By the middle of 2007, Ohio Valley Plastics will almost double the size of its plant in Evansville. The move will give the firm more room for resin inventory, recycling equipment - and maybe a few of the vintage jukeboxes collected by owner Gary Smith.
OVP currently employs 45 in a 53,000-square-foot space in Evansville, where it operates a resin distribution business as well as doing compounding and recycling. The 15-year-old firm will break ground on a 25,000-square-foot expansion early next year, Smith said in a recent interview in Evansville. That project will be wrapped up by the end of 2006, and a second 25,000-square-foot expansion should be finished by mid-2007.
The total cost of both expansions should be about $1.5 million, said Smith who founded the firm in 1990 after a lengthy career in the resin market, including 12 years with resin maker Nova Chemicals Corp. Today, OVP is a licensed distributor for Nova, as well as for Huntsman Corp., Plaskolite Inc. and Samsung Corp. Most of its compounding work is in polycarbonate, polypropylene, polystyrene and K-Resin-brand styrenic block copolymers.
The first expansion will allow OVP to install a fourth single-screw compounding line. Phase one also will include construction of a siding that can hold 12 rail cars. OVP also operates a 30,000-square-foot plant in Crawfordsville, Ind. - operating as Plastic Innovations - that does recycling and small-scale sheet extrusion.
In the past few years, OVP has shown the ability to adapt in shifting markets. The firm held a recycling contract for Kodak's one-time-use disposable cameras, but the rise of digital photography has caused volume in that business to drop by 70 percent. Volume had been so large that OVP operated a plant in California, but that site closed in 2001. OVP still does similar camera recycling work for Fuji.

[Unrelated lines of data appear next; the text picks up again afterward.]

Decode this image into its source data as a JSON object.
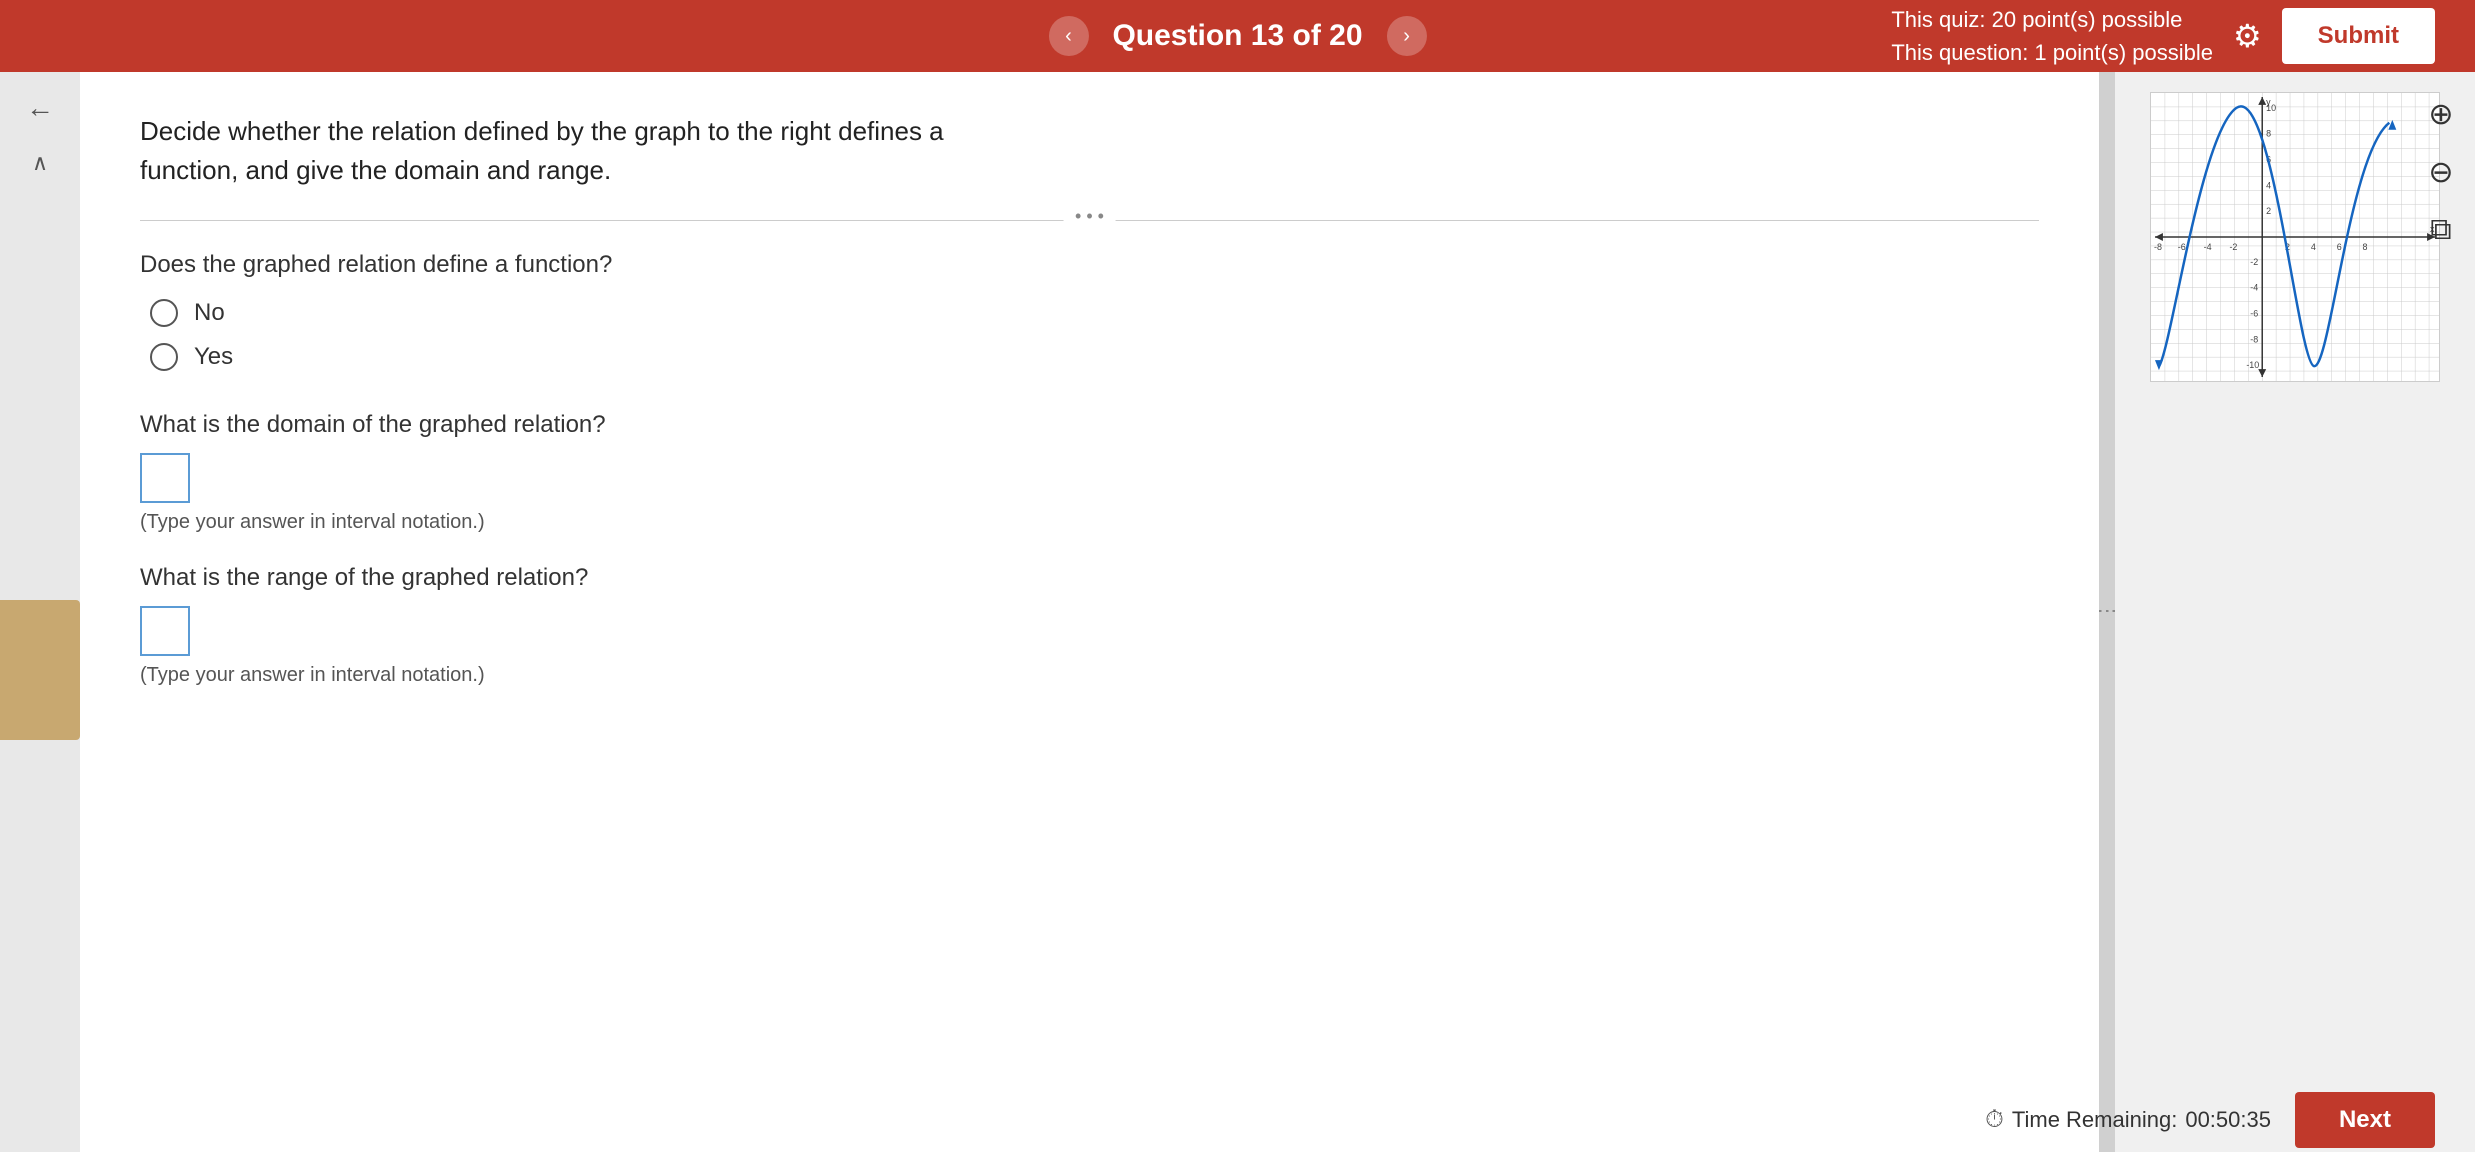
{
  "header": {
    "prev_label": "‹",
    "next_label": "›",
    "question_label": "Question 13 of 20",
    "quiz_points": "This quiz: 20 point(s) possible",
    "question_points": "This question: 1 point(s) possible",
    "submit_label": "Submit"
  },
  "sidebar": {
    "back_arrow": "←",
    "collapse_arrow": "∧"
  },
  "question": {
    "text": "Decide whether the relation defined by the graph to the right defines a function, and give the domain and range.",
    "sub1": "Does the graphed relation define a function?",
    "option_no": "No",
    "option_yes": "Yes",
    "domain_label": "What is the domain of the graphed relation?",
    "domain_hint": "(Type your answer in interval notation.)",
    "range_label": "What is the range of the graphed relation?",
    "range_hint": "(Type your answer in interval notation.)"
  },
  "graph": {
    "zoom_in_icon": "⊕",
    "zoom_out_icon": "⊖",
    "external_icon": "⧉",
    "x_label": "x",
    "y_label": "y"
  },
  "footer": {
    "time_label": "Time Remaining:",
    "time_value": "00:50:35",
    "next_label": "Next"
  },
  "divider_dots": "• • •"
}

To fill the gap, OVP has increased its recycling work with Whirlpool Corp., which operates a major appliance plant in Evansville - and for Subaru, which has a manufacturing site in Lafayette, Ind. OVP also is doing more recycling work with Toyota, which runs an auto plant just north of Evansville in Princeton, Ind. For Whirlpool, OVP recently began recycling refrigerator liners made from high-impact PS.
Overall, OVP gets about half of its sales from distribution, with compounding and recycling each chipping in about 25 percent. Sales in 2005 are expected to be about $35 million, about the same as last year.
``The idea is that if one part of the business isn't where it needs to be, the other two can contribute,'' Smith said. ``We want to use our distribution contacts to expand our compounding and recycling work.''
As for jukeboxes, Smith began collecting them in the mid-1970s and now owns more than 100. He's a vinyl record purist, declining to collect CD jukeboxes because ``the sound's just not the same.''
``It's less expensive than collecting cars,'' Smith said of his colorful hobby.
He keeps about 10 of the machines at the OVP offices, where there's one in almost every room. His oldest jukebox dates back to 1940, while the one outside his office is a classic 1955 Seeburg model.
All of the machines are stocked with records, which Smith displayed by punching up Elvis' ``Love Me Tender.''
The machines attracted attention at a trade show exhibit OVP did a few years ago. There's even a plastics connection to Smith's pursuit, since one of the first major plastic uses was of clear acrylic sheet in jukebox windows in the late 1940s.
As his collection grows, Smith said he's never been tempted to trade any of his jukeboxes for other hard-to-find models.
``I don't think I could bear to part with any of them,'' he said.